Bekenntnis von Nicäa
Das Bekenntnis von Nicäa wurde vom ersten Konzil von Nicäa 325, dem ersten ökumenischen Konzil, herausgegeben.
Es ist nicht zu verwechseln mit dem bekannteren und nahe verwandten Nicäno-Konstantinopolitanum, dem Bekenntnis des ersten Konzils von Konstantinopel, das ebenfalls oft als nicänisches Glaubensbekenntnis oder nizänisches Glaubensbekenntnis bezeichnet wird. Im Gegensatz zu diesem wird das hier beschriebene Bekenntnis auch von allen altorientalischen Kirchen anerkannt.

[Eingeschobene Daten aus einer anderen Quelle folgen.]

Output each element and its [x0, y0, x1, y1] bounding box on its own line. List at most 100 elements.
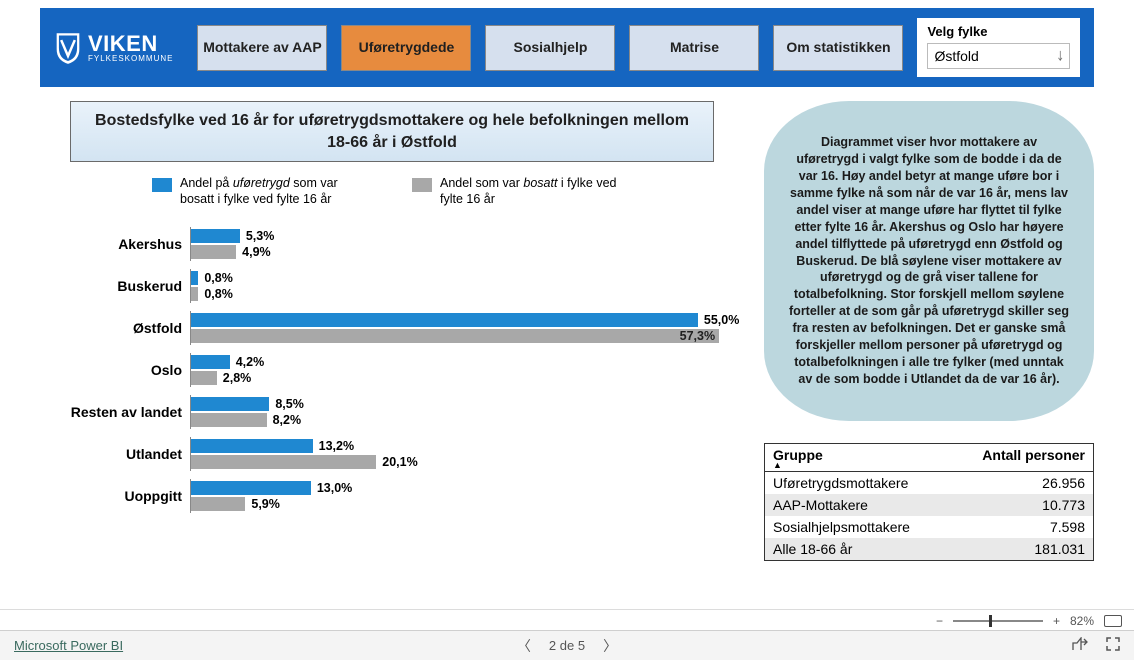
brand-subtitle: FYLKESKOMMUNE	[88, 55, 173, 63]
chart-legend: Andel på uføretrygd som var bosatt i fyl…	[40, 176, 744, 207]
fylke-dropdown[interactable]: Østfold ￬	[927, 43, 1070, 69]
chart-row: Akershus5,3%4,9%	[50, 227, 744, 261]
table-header: Gruppe ▲ Antall personer	[765, 444, 1093, 472]
zoom-value: 82%	[1070, 614, 1094, 628]
chart-row: Buskerud 0,8% 0,8%	[50, 269, 744, 303]
bar-grey[interactable]	[191, 287, 198, 301]
bar-grey-value: 5,9%	[251, 497, 280, 511]
summary-table: Gruppe ▲ Antall personer Uføretrygdsmott…	[764, 443, 1094, 561]
sort-asc-icon: ▲	[773, 463, 965, 468]
chart-title: Bostedsfylke ved 16 år for uføretrygdsmo…	[70, 101, 714, 162]
bar-grey-value: 20,1%	[382, 455, 417, 469]
bar-grey[interactable]	[191, 413, 267, 427]
bar-blue-value: 13,2%	[319, 439, 354, 453]
legend-text: Andel på uføretrygd som var bosatt i fyl…	[180, 176, 372, 207]
bar-blue[interactable]	[191, 439, 313, 453]
bar-blue[interactable]	[191, 229, 240, 243]
fylke-selector: Velg fylke Østfold ￬	[917, 18, 1080, 77]
bar-grey[interactable]	[191, 455, 376, 469]
cell-group: Uføretrygdsmottakere	[765, 472, 973, 494]
fit-to-page-icon[interactable]	[1104, 615, 1122, 627]
zoom-out-button[interactable]: −	[936, 614, 943, 628]
nav-tab-2[interactable]: Sosialhjelp	[485, 25, 615, 71]
zoom-controls: − + 82%	[936, 614, 1122, 628]
zoom-in-button[interactable]: +	[1053, 614, 1060, 628]
page-navigator: 〈 2 de 5 〉	[517, 636, 617, 656]
nav-tab-1[interactable]: Uføretrygdede	[341, 25, 471, 71]
legend-item-1: Andel som var bosatt i fylke ved fylte 1…	[412, 176, 632, 207]
nav-tabs: Mottakere av AAP Uføretrygdede Sosialhjelp…	[197, 25, 903, 71]
bar-grey[interactable]: 57,3%	[191, 329, 719, 343]
bar-blue-value: 8,5%	[275, 397, 304, 411]
chart-row: Østfold 55,0% 57,3%	[50, 311, 744, 345]
info-bubble: Diagrammet viser hvor mottakere av uføre…	[764, 101, 1094, 421]
nav-tab-4[interactable]: Om statistikken	[773, 25, 903, 71]
bar-blue-value: 55,0%	[704, 313, 739, 327]
bar-blue[interactable]	[191, 355, 230, 369]
powerbi-link[interactable]: Microsoft Power BI	[14, 638, 123, 653]
main-content: Bostedsfylke ved 16 år for uføretrygdsmo…	[0, 87, 1134, 561]
bar-grey[interactable]	[191, 371, 217, 385]
chevron-down-icon: ￬	[1058, 48, 1064, 64]
chart-row-label: Akershus	[50, 236, 190, 252]
table-row[interactable]: Sosialhjelpsmottakere7.598	[765, 516, 1093, 538]
bar-blue-value: 0,8%	[204, 271, 233, 285]
cell-count: 10.773	[973, 494, 1093, 516]
shield-icon	[54, 31, 82, 65]
chart-row-label: Buskerud	[50, 278, 190, 294]
side-panel: Diagrammet viser hvor mottakere av uføre…	[764, 101, 1094, 561]
bar-grey-value: 2,8%	[223, 371, 252, 385]
chart-row-label: Oslo	[50, 362, 190, 378]
chart-row-bars: 4,2% 2,8%	[190, 353, 744, 387]
bar-grey-value: 57,3%	[680, 329, 715, 343]
bar-grey-value: 0,8%	[204, 287, 233, 301]
share-icon[interactable]	[1072, 637, 1088, 654]
cell-group: AAP-Mottakere	[765, 494, 973, 516]
bar-blue[interactable]	[191, 397, 269, 411]
zoom-slider-thumb[interactable]	[989, 615, 992, 627]
chart-row-label: Østfold	[50, 320, 190, 336]
fullscreen-icon[interactable]	[1106, 637, 1120, 654]
bar-grey-value: 8,2%	[273, 413, 302, 427]
prev-page-button[interactable]: 〈	[517, 636, 531, 656]
cell-group: Sosialhjelpsmottakere	[765, 516, 973, 538]
bar-blue[interactable]	[191, 271, 198, 285]
table-row[interactable]: AAP-Mottakere10.773	[765, 494, 1093, 516]
table-row[interactable]: Alle 18-66 år181.031	[765, 538, 1093, 560]
bar-grey[interactable]	[191, 245, 236, 259]
status-bar: Microsoft Power BI 〈 2 de 5 〉	[0, 630, 1134, 660]
cell-group: Alle 18-66 år	[765, 538, 973, 560]
bar-blue-value: 4,2%	[236, 355, 265, 369]
chart-row-bars: 55,0% 57,3%	[190, 311, 744, 345]
chart-row-bars: 0,8% 0,8%	[190, 269, 744, 303]
legend-swatch	[412, 178, 432, 192]
col-gruppe[interactable]: Gruppe ▲	[765, 444, 973, 471]
nav-tab-3[interactable]: Matrise	[629, 25, 759, 71]
zoom-slider[interactable]	[953, 620, 1043, 622]
bar-blue[interactable]	[191, 481, 311, 495]
chart-row: Oslo 4,2% 2,8%	[50, 353, 744, 387]
next-page-button[interactable]: 〉	[603, 636, 617, 656]
bar-grey[interactable]	[191, 497, 245, 511]
bar-chart: Akershus5,3%4,9%Buskerud0,8%0,8%Østfold5…	[40, 227, 744, 513]
chart-row-label: Utlandet	[50, 446, 190, 462]
chart-row: Uoppgitt13,0%5,9%	[50, 479, 744, 513]
legend-swatch	[152, 178, 172, 192]
top-nav: VIKEN FYLKESKOMMUNE Mottakere av AAP Ufør…	[40, 8, 1094, 87]
legend-item-0: Andel på uføretrygd som var bosatt i fyl…	[152, 176, 372, 207]
chart-row-bars: 13,0%5,9%	[190, 479, 744, 513]
chart-row: Utlandet 13,2% 20,1%	[50, 437, 744, 471]
bar-blue[interactable]	[191, 313, 698, 327]
content-divider	[0, 609, 1134, 610]
fylke-value: Østfold	[934, 48, 978, 64]
table-row[interactable]: Uføretrygdsmottakere26.956	[765, 472, 1093, 494]
bar-blue-value: 5,3%	[246, 229, 275, 243]
nav-tab-0[interactable]: Mottakere av AAP	[197, 25, 327, 71]
chart-row-bars: 5,3%4,9%	[190, 227, 744, 261]
col-antall[interactable]: Antall personer	[973, 444, 1093, 471]
legend-text: Andel som var bosatt i fylke ved fylte 1…	[440, 176, 632, 207]
chart-row-label: Resten av landet	[50, 404, 190, 420]
brand-logo: VIKEN FYLKESKOMMUNE	[54, 31, 173, 65]
info-text: Diagrammet viser hvor mottakere av uføre…	[788, 134, 1070, 387]
chart-row-label: Uoppgitt	[50, 488, 190, 504]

Damit ist es das prinzipiell meistanerkannte Bekenntnis im Christentum, spielt aber in der Bekenntnis- und Frömmigkeitspraxis jener Kirchen, die auch das Nicäno-Konstantinopolitanum anerkennen, de facto keine Rolle.

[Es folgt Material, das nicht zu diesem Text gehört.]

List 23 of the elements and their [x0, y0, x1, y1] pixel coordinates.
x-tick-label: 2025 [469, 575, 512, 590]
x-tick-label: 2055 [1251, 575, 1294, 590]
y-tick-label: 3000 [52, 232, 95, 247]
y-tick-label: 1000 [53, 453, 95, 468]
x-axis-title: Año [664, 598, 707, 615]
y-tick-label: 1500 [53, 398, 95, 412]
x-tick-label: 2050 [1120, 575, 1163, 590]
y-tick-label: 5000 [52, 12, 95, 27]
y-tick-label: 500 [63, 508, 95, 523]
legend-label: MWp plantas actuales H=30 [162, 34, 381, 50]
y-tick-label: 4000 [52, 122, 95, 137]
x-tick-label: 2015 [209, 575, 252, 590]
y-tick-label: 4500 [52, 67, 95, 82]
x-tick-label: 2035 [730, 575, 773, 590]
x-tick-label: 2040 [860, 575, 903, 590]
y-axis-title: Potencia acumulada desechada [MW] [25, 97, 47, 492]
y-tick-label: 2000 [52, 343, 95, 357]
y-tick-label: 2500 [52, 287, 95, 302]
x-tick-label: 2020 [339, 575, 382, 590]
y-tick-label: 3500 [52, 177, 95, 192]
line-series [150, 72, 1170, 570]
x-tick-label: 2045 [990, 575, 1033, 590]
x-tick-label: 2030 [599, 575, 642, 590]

Geschichtlicher Hintergrund
Das Konzil, das von Kaiser Konstantin dem Großen in das nahe seiner Residenz gelegene Nicäa, das heutige İznik/Türkei, einberufen wurde, war das erste, das nicht bloß für eine Region, sondern für die gesamte Kirche Geltung haben sollte. Es sollte die durch den Presbyter Arius vor allem im griechischsprachigen Teil der Kirche ausgelösten Streitigkeiten über die Trinitätslehre beilegen. Mit dem Bekenntnis zur Wesenseinheit Christi und des Vaters bezog das Konzil Stellung gegen den Arianismus. In der Folgezeit kam es aber zu Streit um die richtige Auslegung der Begriffe, bei dem besonders der Kirchenvater Athanasius der Große in seinem um 350 verfassten Brief De decretis Nicaenae synodi (‚Über die Beschlüsse des Synode von Nizäa‘) das Bekenntnis im Sinne einer scharf anti-arianischen Position interpretierte. Der Streit konnte erst auf dem folgenden Konzil von Konstantinopel 381 beigelegt werden.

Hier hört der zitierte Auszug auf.